Night's Candles Are Burnt Out, Seán Keating, 1889–1977
As part of the Work on Climate Expert Office Hours, I had a chance to talk to Dave, a renewable energy technologist at Google.
A few notes on our conversation:
Book recommendations on energy
- "The Grid" by Gretchen Bakke (talks about challenges of integrating intermittent renewables into the grid)
- "Powering in the Future" by Robert Laughlin (good for energy nerds)
- "Energy and Civilization" by Vaclav Smil (about the role of energy in human civilization)
- "The Climate Casino" by William Nordhaus (on climate economics and renewable energy)
- "A Citizen's Guide to Climate Success" by Mark Jaccard (policy book, also funny)
- Short Circuiting Policy by Leah Stokes (if you want to get angry about policy)
Current challenges
- Supplying clean energy for data centers
- Rapidly growing need for data centers to power large language models
- Increasing efficiency of these models 100x could prevent devastating CO2 emissions
- Transmission Bottlenecks
- Building out more high-voltage transmission lines is a major bottleneck
- Many transmission projects stalled due to "not in my backyard" opposition
- New wind/solar farms are pointless without transmission to get electricity onto grid
- Intermittency and Weather Forecasting
- Classic problem of wind/solar being intermittent and mismatched to demand
- Improved weather forecasting is crucial for optimizing renewable dispatch
- More predictive capability through better weather models is imperative
- Optimal Power Flow (OPF) Modeling
- Solving OPF problem is key for grid operators to avoid overloads/blackouts
- OPF models determine optimal electricity flows during periods of energy scarcity
- Understanding OPF is valuable for using computing/software for renewable integration
- Overall grid management challenges
- Intermittency of renewables coupled with transmission constraints
- Inability to perfectly predict and match supply/demand
- Must be overcome for effective integration of high levels of renewables
Role of Nuclear Energy
- We have to build a lot more nuclear power plants. Nuclear power provides stable baseload power and is one of the safest forms of electrical power generation
- It produces a tiny amount of nuclear waste, which can be managed despite opposition
- Once built and paid off, nuclear plants can last 100 years and provide inexpensive, stable power
- The French have perfected building nuclear plants cost-effectively, achieving economies of scale and low carbon intensity
- as of Dec 2023, they generate 2/3 of electricity from nuclear.
- they have one of the lowest CO2 emissions per unit of electricity in the world at 85g of CO2/kWh, compared to global average of 438.
on Fusion
- Dave spent 5 years working on fusion energy at Google, mostly exploring ideas that didn't pan out
- Commonwealth Fusion Sciences, an MIT startup, has a promising approach combining high-temperature superconductivity with toroidal Tokamak fusion
- Their approach is based on well-understood models, making it more predictable and engineerable
- However, fusion is still at an early stage, similar to solar energy in the 1950s before silicon cells became practical
- Fusion may be viable for future generations, but serious decarbonization efforts can't rely on it in the near-term
what he wished people knew more about energy
- energy in food
- You can put food into a calorimeter and figure out its energy content in joules.

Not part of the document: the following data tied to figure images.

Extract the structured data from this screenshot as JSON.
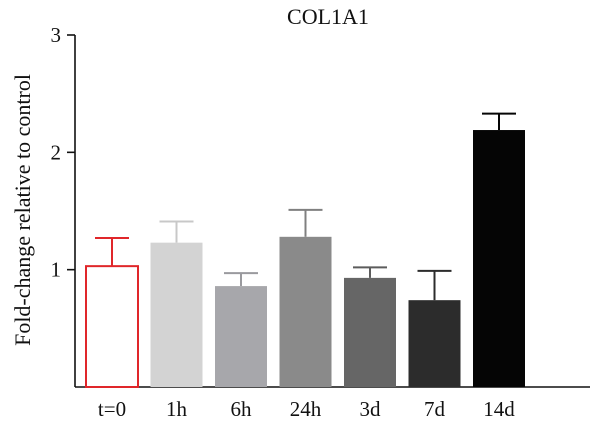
{
  "chart_data": {
    "type": "bar",
    "title": "COL1A1",
    "xlabel": "",
    "ylabel": "Fold-change relative to control",
    "categories": [
      "t=0",
      "1h",
      "6h",
      "24h",
      "3d",
      "7d",
      "14d"
    ],
    "values": [
      1.03,
      1.23,
      0.86,
      1.28,
      0.93,
      0.74,
      2.19
    ],
    "errors": [
      0.24,
      0.18,
      0.11,
      0.23,
      0.09,
      0.25,
      0.14
    ],
    "ylim": [
      0,
      3
    ],
    "yticks": [
      1,
      2,
      3
    ],
    "bar_fills": [
      "#ffffff",
      "#d3d3d3",
      "#a7a7ab",
      "#8a8a8a",
      "#666666",
      "#2c2c2c",
      "#050505"
    ],
    "bar_strokes": [
      "#e0262a",
      "#d3d3d3",
      "#a7a7ab",
      "#8a8a8a",
      "#666666",
      "#2c2c2c",
      "#050505"
    ],
    "error_colors": [
      "#e0262a",
      "#c8c8c8",
      "#9a9a9e",
      "#808080",
      "#5c5c5c",
      "#2c2c2c",
      "#050505"
    ],
    "grid": false,
    "legend": "none"
  }
}
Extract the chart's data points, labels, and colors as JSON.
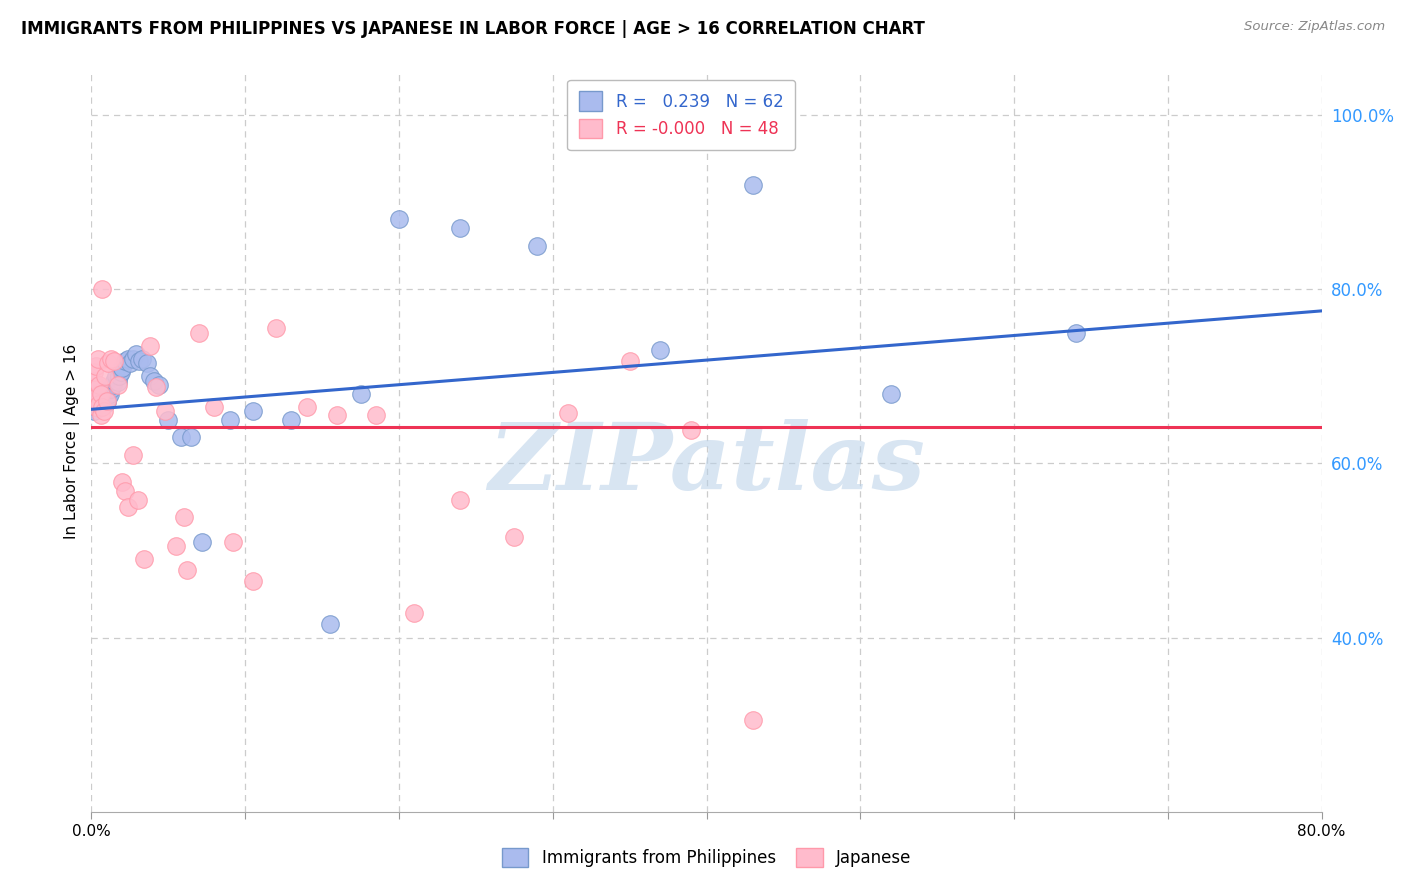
{
  "title": "IMMIGRANTS FROM PHILIPPINES VS JAPANESE IN LABOR FORCE | AGE > 16 CORRELATION CHART",
  "source": "Source: ZipAtlas.com",
  "ylabel": "In Labor Force | Age > 16",
  "legend_label1": "Immigrants from Philippines",
  "legend_label2": "Japanese",
  "R1": 0.239,
  "N1": 62,
  "R2": -0.0,
  "N2": 48,
  "xlim": [
    0.0,
    0.8
  ],
  "ylim": [
    0.2,
    1.05
  ],
  "ytick_right_vals": [
    1.0,
    0.8,
    0.6,
    0.4
  ],
  "grid_color": "#cccccc",
  "blue_scatter_face": "#aabbee",
  "blue_scatter_edge": "#7799cc",
  "pink_scatter_face": "#ffbbcc",
  "pink_scatter_edge": "#ff99aa",
  "trend_blue": "#3366cc",
  "trend_pink": "#ee3355",
  "watermark": "ZIPatlas",
  "watermark_color": "#b8d0e8",
  "blue_points_x": [
    0.001,
    0.001,
    0.002,
    0.002,
    0.002,
    0.003,
    0.003,
    0.003,
    0.004,
    0.004,
    0.004,
    0.005,
    0.005,
    0.005,
    0.006,
    0.006,
    0.006,
    0.007,
    0.007,
    0.008,
    0.008,
    0.009,
    0.009,
    0.01,
    0.01,
    0.011,
    0.012,
    0.013,
    0.014,
    0.015,
    0.016,
    0.017,
    0.018,
    0.019,
    0.02,
    0.022,
    0.024,
    0.025,
    0.027,
    0.029,
    0.031,
    0.033,
    0.036,
    0.038,
    0.041,
    0.044,
    0.05,
    0.058,
    0.065,
    0.072,
    0.09,
    0.105,
    0.13,
    0.155,
    0.175,
    0.2,
    0.24,
    0.29,
    0.37,
    0.43,
    0.52,
    0.64
  ],
  "blue_points_y": [
    0.675,
    0.68,
    0.66,
    0.67,
    0.685,
    0.665,
    0.672,
    0.68,
    0.67,
    0.675,
    0.688,
    0.663,
    0.672,
    0.68,
    0.668,
    0.675,
    0.683,
    0.67,
    0.678,
    0.672,
    0.682,
    0.668,
    0.676,
    0.67,
    0.68,
    0.675,
    0.68,
    0.685,
    0.69,
    0.695,
    0.7,
    0.693,
    0.7,
    0.705,
    0.71,
    0.718,
    0.72,
    0.715,
    0.72,
    0.725,
    0.718,
    0.72,
    0.715,
    0.7,
    0.695,
    0.69,
    0.65,
    0.63,
    0.63,
    0.51,
    0.65,
    0.66,
    0.65,
    0.415,
    0.68,
    0.88,
    0.87,
    0.85,
    0.73,
    0.92,
    0.68,
    0.75
  ],
  "pink_points_x": [
    0.001,
    0.001,
    0.002,
    0.002,
    0.003,
    0.003,
    0.004,
    0.004,
    0.005,
    0.005,
    0.006,
    0.006,
    0.007,
    0.007,
    0.008,
    0.009,
    0.01,
    0.011,
    0.013,
    0.015,
    0.017,
    0.02,
    0.022,
    0.024,
    0.027,
    0.03,
    0.034,
    0.038,
    0.042,
    0.048,
    0.055,
    0.062,
    0.07,
    0.08,
    0.092,
    0.105,
    0.12,
    0.14,
    0.16,
    0.185,
    0.21,
    0.24,
    0.275,
    0.31,
    0.35,
    0.39,
    0.43,
    0.06
  ],
  "pink_points_y": [
    0.688,
    0.695,
    0.672,
    0.705,
    0.665,
    0.712,
    0.678,
    0.72,
    0.668,
    0.69,
    0.655,
    0.68,
    0.665,
    0.8,
    0.66,
    0.7,
    0.672,
    0.715,
    0.72,
    0.718,
    0.69,
    0.578,
    0.568,
    0.55,
    0.61,
    0.558,
    0.49,
    0.735,
    0.688,
    0.66,
    0.505,
    0.478,
    0.75,
    0.665,
    0.51,
    0.465,
    0.755,
    0.665,
    0.655,
    0.655,
    0.428,
    0.558,
    0.515,
    0.658,
    0.718,
    0.638,
    0.305,
    0.538
  ],
  "trend_blue_x0": 0.0,
  "trend_blue_x1": 0.8,
  "trend_blue_y0": 0.662,
  "trend_blue_y1": 0.775,
  "trend_pink_y": 0.642
}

- For a potato, if you burn it in a calorimeter, you'll find out how many joules of energy it contains.
- You can then trace back how many joules of fossil energy it took to produce that potato.
- Divide the fossil energy input by the food energy output, and you get a dimensionless ratio in joules per joule.
- For a potato, it's something like one quarter of a joule of fossil energy per joule of food energy, so a 4 to 1 ratio.
- That's not great that fossil energy is still burned to make a potato, but at least it's 4 joules out for every 1 in.
- If you look at the American diet on average, it's about 8 joules of fossil energy per joule of food energy.
- So the American diet is about 30 times worse than just eating potatoes in terms of embedded fossil energy.
- energy in air travel
- He's happy Google Flights shows you the tons of CO2 emitted for flight routes.
- People should especially avoid short flights, as a lot of emissions come from the energy expended in the climb to cruising altitude.
- For short flights, planes may never reach that cruising altitude before descending.
- Long distance isn't good either, as it burns more fuel over a longer distance.
- If people were more aware, we'd have electrified high-speed rail networks which are much easier to decarbonize than air travel.
- Airplanes running on batteries are either too heavy or too short range currently.
imparting words
- get to know your neighbors and the people around you
- volunteer for a nonprofit / start your own like Dave
- Dave started his own nonprofit that he volunteers for
- find joy and happiness close to home and in their own communities, this can make communities stronger and happier
- The implication is that being engaged locally and finding fulfillment in one's community can lead to lower climate impacts from factors like reduced consumption, travel, etc.